Are you a woman who recently changed your name? You could be newly married and have a pricey pregnancy pending. Or maybe you’re stressed from a recent divorce. That, too, the computer models predict, may run up your medical bills. Are you a woman who has purchased plus-size clothing? You’re considered at risk of depression. Mental health care can be expensive.
Low-income and a minority? That means, the data brokers say, you are more likely to live in a dilapidated and dangerous neighborhood, increasing your health risks.
Insurers contend that they use the information to spot health issues in their clients — and flag them so they get services they need. And companies like LexisNexis say the data shouldn’t be used to set prices. But as a research scientist from one company told me: “I can’t say it hasn’t happened.”

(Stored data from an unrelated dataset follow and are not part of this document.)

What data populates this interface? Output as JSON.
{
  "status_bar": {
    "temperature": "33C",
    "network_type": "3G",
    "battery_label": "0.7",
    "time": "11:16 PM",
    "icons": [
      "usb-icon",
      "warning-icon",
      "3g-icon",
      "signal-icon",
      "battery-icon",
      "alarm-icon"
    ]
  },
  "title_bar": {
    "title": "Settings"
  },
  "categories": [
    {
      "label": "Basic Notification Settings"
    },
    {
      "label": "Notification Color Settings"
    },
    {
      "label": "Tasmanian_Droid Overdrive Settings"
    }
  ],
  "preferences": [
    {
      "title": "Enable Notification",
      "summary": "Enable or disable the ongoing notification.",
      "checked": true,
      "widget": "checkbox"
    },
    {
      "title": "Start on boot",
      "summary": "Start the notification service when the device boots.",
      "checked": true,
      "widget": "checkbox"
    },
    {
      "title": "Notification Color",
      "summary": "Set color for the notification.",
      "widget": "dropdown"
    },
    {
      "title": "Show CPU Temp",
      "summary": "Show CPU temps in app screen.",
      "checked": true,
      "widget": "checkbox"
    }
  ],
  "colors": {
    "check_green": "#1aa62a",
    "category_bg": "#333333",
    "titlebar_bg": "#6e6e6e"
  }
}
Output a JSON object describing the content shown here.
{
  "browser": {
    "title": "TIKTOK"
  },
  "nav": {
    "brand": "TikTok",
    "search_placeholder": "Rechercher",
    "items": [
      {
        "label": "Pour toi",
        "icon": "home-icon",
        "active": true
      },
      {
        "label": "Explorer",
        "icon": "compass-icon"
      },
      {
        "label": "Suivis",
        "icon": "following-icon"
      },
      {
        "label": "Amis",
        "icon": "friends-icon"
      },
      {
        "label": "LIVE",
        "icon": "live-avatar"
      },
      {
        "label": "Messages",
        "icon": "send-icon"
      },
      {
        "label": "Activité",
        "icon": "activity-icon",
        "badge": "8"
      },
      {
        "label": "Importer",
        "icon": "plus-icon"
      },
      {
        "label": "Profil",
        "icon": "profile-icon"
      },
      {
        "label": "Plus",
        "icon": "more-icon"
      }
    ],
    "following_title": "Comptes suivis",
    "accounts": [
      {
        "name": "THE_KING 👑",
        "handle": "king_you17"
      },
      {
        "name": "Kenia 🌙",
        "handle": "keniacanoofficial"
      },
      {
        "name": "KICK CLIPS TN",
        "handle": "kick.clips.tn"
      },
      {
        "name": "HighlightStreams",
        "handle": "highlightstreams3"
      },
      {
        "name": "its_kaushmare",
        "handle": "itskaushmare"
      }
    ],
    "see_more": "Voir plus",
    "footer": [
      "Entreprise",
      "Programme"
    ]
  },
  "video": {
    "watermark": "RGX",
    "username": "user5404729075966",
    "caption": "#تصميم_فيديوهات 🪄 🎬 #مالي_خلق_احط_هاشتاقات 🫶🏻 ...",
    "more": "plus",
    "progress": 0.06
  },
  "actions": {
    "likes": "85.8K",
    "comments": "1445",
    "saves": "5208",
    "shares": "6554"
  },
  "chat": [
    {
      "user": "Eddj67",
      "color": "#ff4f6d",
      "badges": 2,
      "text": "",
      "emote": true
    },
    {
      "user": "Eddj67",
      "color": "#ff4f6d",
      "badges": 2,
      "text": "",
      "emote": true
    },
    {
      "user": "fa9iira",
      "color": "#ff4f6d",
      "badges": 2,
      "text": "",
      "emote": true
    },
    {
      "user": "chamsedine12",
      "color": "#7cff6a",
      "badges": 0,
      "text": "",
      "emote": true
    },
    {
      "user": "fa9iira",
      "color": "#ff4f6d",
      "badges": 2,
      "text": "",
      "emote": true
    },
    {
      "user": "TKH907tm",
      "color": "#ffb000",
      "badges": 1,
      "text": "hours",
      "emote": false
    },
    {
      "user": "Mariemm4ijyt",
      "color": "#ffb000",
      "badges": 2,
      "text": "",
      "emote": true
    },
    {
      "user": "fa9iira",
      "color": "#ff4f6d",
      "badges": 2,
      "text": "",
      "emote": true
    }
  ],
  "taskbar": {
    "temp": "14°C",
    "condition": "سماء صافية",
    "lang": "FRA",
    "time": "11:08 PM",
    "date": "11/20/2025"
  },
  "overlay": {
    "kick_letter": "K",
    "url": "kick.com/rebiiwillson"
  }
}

There sems to be a new privacy scandal every week. We worry about Chinese and Russian spying, but it emerges that we are spied on by our fellow citizens, arguably more thoroughly. The Federal government requires the health industry to strictly adhere to client privacy (The Health Insurance Portability and Accountability Act, or HIPAA, only protects actual medical information). The insurance industry is not only incredibly bureaucratic and inefficient, but it seems it is breaking the law as well. Chance of such a powerful group of companies being held to account? Zero. On top of this the client has to deal with a system designed to avoid paying out, and which ties the customers up for weeks or months of futile correspondence and time wasting (Cigna for instance).
Epicurean answer: the single payer systems used in France, Germany, UK etc. which cost half or three quarters as much as the American system and have better outcomes. My doctor told me that he was not in the health business just for money, but to help people (I absolutely believe him), but he is not usual. The health system should not prioritize money over patient health. Lousy system!